Premiers Call for Other Measures to Curb First Nations ‘Crisis’

Despite the recurring denials by Prime Minister Stephen Harper, the premiers have once again urged the federation to launch a public inquiry into missing and murdered native women, while also considering other options to tackle the crisis.

Saskatchewan Premier, Brad Wall, mentioned in his remarks on Wednesday that “part of the problem is just the sheer numbers we’re talking about here,” explaining that “for‎ example, in Saskatchewan today there are 31 missing people — 17 of them are aboriginal women.” Consequently, Wall stressed that “that’s how important this issue is — 50 per cent of the missing people in Saskatchewan are aboriginal women and they only . . . account for about 7 per cent of the population.” According to the figures maintained by the RCMP, approximately 1,017 aboriginal women have been murdered since 1980.

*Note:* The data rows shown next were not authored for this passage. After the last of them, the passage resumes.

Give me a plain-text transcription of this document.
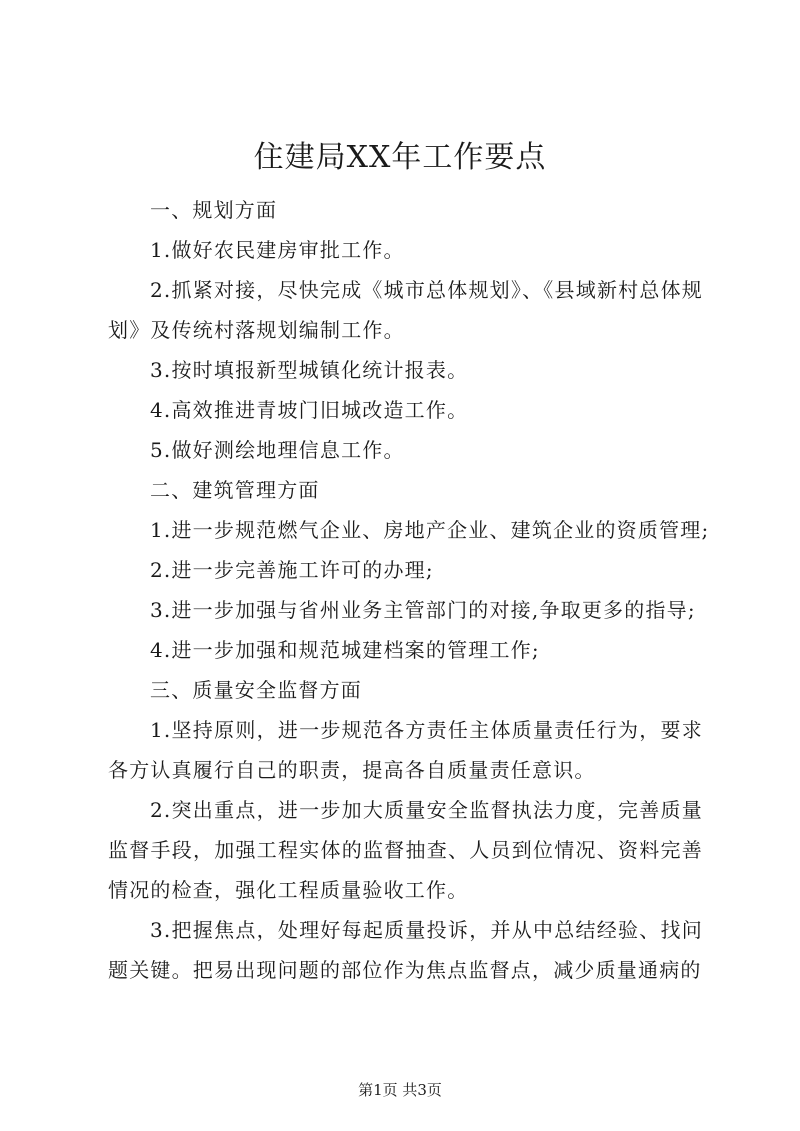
住建局XX年工作要点

一、规划方面

1.做好农民建房审批工作。

2.抓紧对接，尽快完成《城市总体规划》、《县域新村总体规划》及传统村落规划编制工作。

3.按时填报新型城镇化统计报表。

4.高效推进青坡门旧城改造工作。

5.做好测绘地理信息工作。

二、建筑管理方面

1.进一步规范燃气企业、房地产企业、建筑企业的资质管理;

2.进一步完善施工许可的办理;

3.进一步加强与省州业务主管部门的对接,争取更多的指导;

4.进一步加强和规范城建档案的管理工作;

三、质量安全监督方面

1.坚持原则，进一步规范各方责任主体质量责任行为，要求各方认真履行自己的职责，提高各自质量责任意识。

2.突出重点，进一步加大质量安全监督执法力度，完善质量监督手段，加强工程实体的监督抽查、人员到位情况、资料完善情况的检查，强化工程质量验收工作。

3.把握焦点，处理好每起质量投诉，并从中总结经验、找问题关键。把易出现问题的部位作为焦点监督点，减少质量通病的

第1页 共3页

Meanwhile on the other hand, Premier Kathleen Wynne highlighted that prime minister has said that “we should not view this as a sociological phenomenon,” which means the premiers must seize the reins. Wynne added that “whether it’s in economic development, whether it’s in education, whether it is in living conditions, I think there are things that we as provinces can agree need to happen in the immediate term.” During the meeting between provincial and territorial leaders and aboriginal officials, Wynne stressed that “we will continue to support the aboriginal leaders’ call for a public inquiry, but I agree that there are things that we can do as provinces,” adding that “we can find ways to co-ordinate our actions on education, on economic development, on living conditions.”